A shell is shot with initial velocity v0 of 20 m/s at an angle 60 degrees. At the top of the trajectory, the shell explodes into two fragments of equal mass. One fragment has a speed of zero immediately after the explosion and falls vertically. How far from the gun does the other fragment land, assuming terrain is level and there is no air drag?
i don't know!
The Attempt at a Solution
i have no idea. i want to use v1f = (m1 – m2) / (m1+ m2) * v1i, but that leads to v1f = 0 which is clearly not correct in this situation -- why not? and if i use and v2f = 2m1 / (m1+ m2) * v1i, then i just get v2f = v1i, which is clearly not correct either. or maybe these are correct, like v1f is the fragment that falls vertically, and v2f just equals v1i somehow. but i still can't figure out how to get any distances out of this.

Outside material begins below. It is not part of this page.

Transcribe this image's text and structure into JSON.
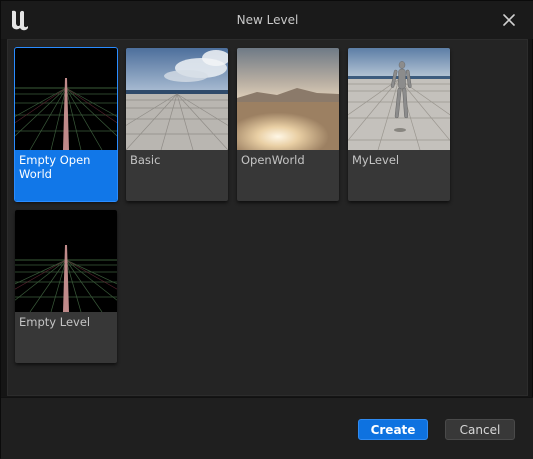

i really hate this problem, having looked at it for way too long, and i think my teacher will use something like this on the exam because he covered it again yesterday in class. this is what he wrote on the board:
vf = (m1+m2)/m2 * v0cos60
r - r0 = vft - 0.5gt^2
= Di - Hj
D = vft
-H = -0.5gt^2
D = vf sqrt(2H/g)
i'm sorry but this makes absolutely no sense to me. i vaguely recognize some of the projectile stuff here, but there's no way i could have done this on my own. in fact, i can't even do it with these notes in front of me. please help me. any advice on how to break this down. thanks.